Re: Possible fire near Lake Edison
- John Ladd asked me to do daily Aspen Fire updates while he is on a trip:
Today, the fire broke above the 20,000-acre level, they have reached 70% containment, and have reduced staffing down to about 1800 firefighters. With big fires like these, once they reach about 70% containment, the fire is usually contained quite quickly... in this case they are still anticipating having it contained by Saturday, Aug 10. However, even after the fire is 100% contained, there will still be small interior patches that will continue to burn within the contained perimeter for several weeks, and also I anticipate the Southeast edge will continue to burn for a while too (see below). If all goes well, I'd guess fire will burn about 25,000 acres in total.
With all the smoke pollution impacting the hikers on the JMT, it will be nice to see this stubborn fire finally put out. However, don't expect the smoke pollution to dwindle over the coming week... the total production of low-level smoke will probably remain very high for the rest of the week as the firefighters conduct back-burns. Also, as the heat from the main fire declines, the smoke will not loft into the upper atmosphere... it will continue to stay close to the ground where it affects people. After the fire is fully contained in about a week, the smoke will begin to decline, but smoke production will continue for several more weeks, as interior patches and the Southeast edge continues to burn. I'd guess that all smoke production will be gone by early September.
Today firefighters started back-burning on the S edge (due west of Huntington Lake). Based on the topography (which dictates where they can bulldoze fire breaks), I anticipate that they are going to back burn about 2000-3000 acres to contain that portion of the fire. This might produce a lot of low-level smoke, which will exacerbate the smoke pollution. Also, some of this area is really low elevation (as low as 2500 feet) so there is a lot of hot-burning chaparral... let's hope a hot chaparral fire doesn't jump this line, or all bets are off. Recent winds have been from the SE, so it looks like the wind is in the firefighters favor along this line.
Although higher in elevation (about 5000-6000 feet), there is still a significant amount of hot-burning shrubs among the fire-resistant conifer trees (lots of Red Fir, I was told). A week ago, the fire jumped the first firebreak along this East edge, and the fire management team had to pull back and create a secondary fire break about 2-3 miles to the east of their first fire break, which led to at least another week of burning (and another 4000+ acres burned) along this edge. The fire is just now reaching their secondary fire break along this edge, and it looks like they are succeeding in catching the fire on this edge. They haven't said if they will back-burn along this east edge, but I think they will need to back-burn about 1000 acres in this area tomorrow. The map shows several spot fires along this line, so there is a slight chance the fire might jump this east line (again), which would be a real problem.
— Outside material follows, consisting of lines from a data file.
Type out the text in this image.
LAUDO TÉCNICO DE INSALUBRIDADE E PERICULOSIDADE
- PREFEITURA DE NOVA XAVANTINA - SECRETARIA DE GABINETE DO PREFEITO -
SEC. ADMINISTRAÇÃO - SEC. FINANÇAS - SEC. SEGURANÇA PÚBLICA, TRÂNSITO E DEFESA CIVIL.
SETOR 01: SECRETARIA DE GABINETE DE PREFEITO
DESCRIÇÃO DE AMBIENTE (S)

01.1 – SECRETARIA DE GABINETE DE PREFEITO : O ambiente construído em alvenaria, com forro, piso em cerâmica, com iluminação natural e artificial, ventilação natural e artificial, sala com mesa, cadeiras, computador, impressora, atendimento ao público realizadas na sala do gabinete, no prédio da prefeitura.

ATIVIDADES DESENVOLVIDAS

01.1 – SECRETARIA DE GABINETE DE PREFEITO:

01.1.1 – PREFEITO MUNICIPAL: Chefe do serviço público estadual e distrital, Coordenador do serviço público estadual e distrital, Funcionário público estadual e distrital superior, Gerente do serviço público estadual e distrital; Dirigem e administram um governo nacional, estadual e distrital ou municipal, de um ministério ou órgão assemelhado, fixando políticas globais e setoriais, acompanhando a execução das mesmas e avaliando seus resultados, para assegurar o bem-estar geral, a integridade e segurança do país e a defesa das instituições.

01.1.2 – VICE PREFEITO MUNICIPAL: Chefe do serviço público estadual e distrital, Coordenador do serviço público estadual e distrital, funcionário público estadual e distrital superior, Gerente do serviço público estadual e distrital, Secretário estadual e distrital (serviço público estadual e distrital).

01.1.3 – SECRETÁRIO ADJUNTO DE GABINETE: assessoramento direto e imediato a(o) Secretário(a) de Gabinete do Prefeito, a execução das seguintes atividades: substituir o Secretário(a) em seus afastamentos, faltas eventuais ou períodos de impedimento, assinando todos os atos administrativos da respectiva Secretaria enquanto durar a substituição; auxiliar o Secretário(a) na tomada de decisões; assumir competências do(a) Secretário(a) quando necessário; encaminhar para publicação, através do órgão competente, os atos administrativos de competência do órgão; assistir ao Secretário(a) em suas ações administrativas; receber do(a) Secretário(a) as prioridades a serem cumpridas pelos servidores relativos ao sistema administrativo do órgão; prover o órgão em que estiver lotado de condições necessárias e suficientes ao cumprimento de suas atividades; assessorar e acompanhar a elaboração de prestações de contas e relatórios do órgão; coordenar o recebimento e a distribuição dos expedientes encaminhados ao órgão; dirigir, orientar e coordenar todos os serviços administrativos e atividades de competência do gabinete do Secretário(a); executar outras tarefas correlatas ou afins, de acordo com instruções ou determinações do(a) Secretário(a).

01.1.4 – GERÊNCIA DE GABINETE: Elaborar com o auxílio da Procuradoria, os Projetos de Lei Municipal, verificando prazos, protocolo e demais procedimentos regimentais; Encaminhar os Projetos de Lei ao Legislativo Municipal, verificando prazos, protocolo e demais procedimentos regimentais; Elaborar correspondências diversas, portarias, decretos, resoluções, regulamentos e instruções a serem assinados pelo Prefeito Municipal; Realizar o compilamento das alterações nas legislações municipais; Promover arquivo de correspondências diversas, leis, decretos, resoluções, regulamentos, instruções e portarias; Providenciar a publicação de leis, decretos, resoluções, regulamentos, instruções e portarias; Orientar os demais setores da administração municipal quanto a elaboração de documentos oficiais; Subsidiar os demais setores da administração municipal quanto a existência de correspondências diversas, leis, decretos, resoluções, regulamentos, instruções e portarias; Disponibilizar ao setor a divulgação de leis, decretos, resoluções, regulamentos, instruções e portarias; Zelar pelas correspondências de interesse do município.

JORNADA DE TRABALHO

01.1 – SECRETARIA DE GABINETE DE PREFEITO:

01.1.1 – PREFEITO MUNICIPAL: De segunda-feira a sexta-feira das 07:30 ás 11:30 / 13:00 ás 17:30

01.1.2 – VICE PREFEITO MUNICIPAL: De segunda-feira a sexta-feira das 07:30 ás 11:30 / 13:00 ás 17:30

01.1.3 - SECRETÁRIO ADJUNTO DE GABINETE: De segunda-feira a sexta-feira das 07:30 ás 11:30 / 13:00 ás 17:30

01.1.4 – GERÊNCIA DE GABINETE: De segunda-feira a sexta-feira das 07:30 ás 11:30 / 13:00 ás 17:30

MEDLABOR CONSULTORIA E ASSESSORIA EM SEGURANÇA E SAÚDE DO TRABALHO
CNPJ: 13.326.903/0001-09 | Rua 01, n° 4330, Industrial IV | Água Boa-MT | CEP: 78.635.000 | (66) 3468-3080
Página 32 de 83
Originally, the fire management team was hoping to keep the fire from burning into the Kaiser Wilderness, by stopping it at a road running parallel to the north edge of the Wilderness. However, it jumped that road and is now burning south into the Wilderness. Since fire management folks usually try to avoid using bulldozers in the Wilderness Areas, it looks like they will rely on the bare rocky alpine ridge running through the Kaiser Wilderness to contain the fire. If this happens, they will probably allow the fire to burn through 3000-4000 acres of high-elevation sub-alpine forest, before it burns itself out along the edge of the bare alpine area. In other areas, this fire has burned into areas that didn't otherwise look burnable from aerial photos, so it might burn up to about 9,000 feet where the sub-alpine forest ends at the bare alpine zone. On a blog, someone mentioned that this fire had an unusually high elevation range (2,500 feet to 9,000 feet).
In summary, at 70% containment, the end is near. However, heavy smoke will remain a concern for another week (until full containment). Depending on how long it takes for the back-burn areas, and the Wilderness Area, to burn out, smoke levels might remain high for several additional days after full containment, then the smoke will dwindle for several weeks after that. I anticipate no smoke problems by early September. If all goes well this week, this fire will burn about 25,000 acres.
--- In firstname.lastname@example.org, John Ladd <johnladd@...> wrote:
> Just noticed that they have added an "estimated containment date" to the
> Aspen Fire reporting - Aug 10 (next Saturday).
- On Sat, Aug 10, 2013 at 9:11 PM, Chris <cehauser1@...> wrote:Chris - Thanks for the great reports,
This morning they posted what they are saying is the final fire update for the Aspen Fire. For that reason, I'll call this report my final report too. (Also, I'm leaving for my JMT hike this Friday, so the timing is good.)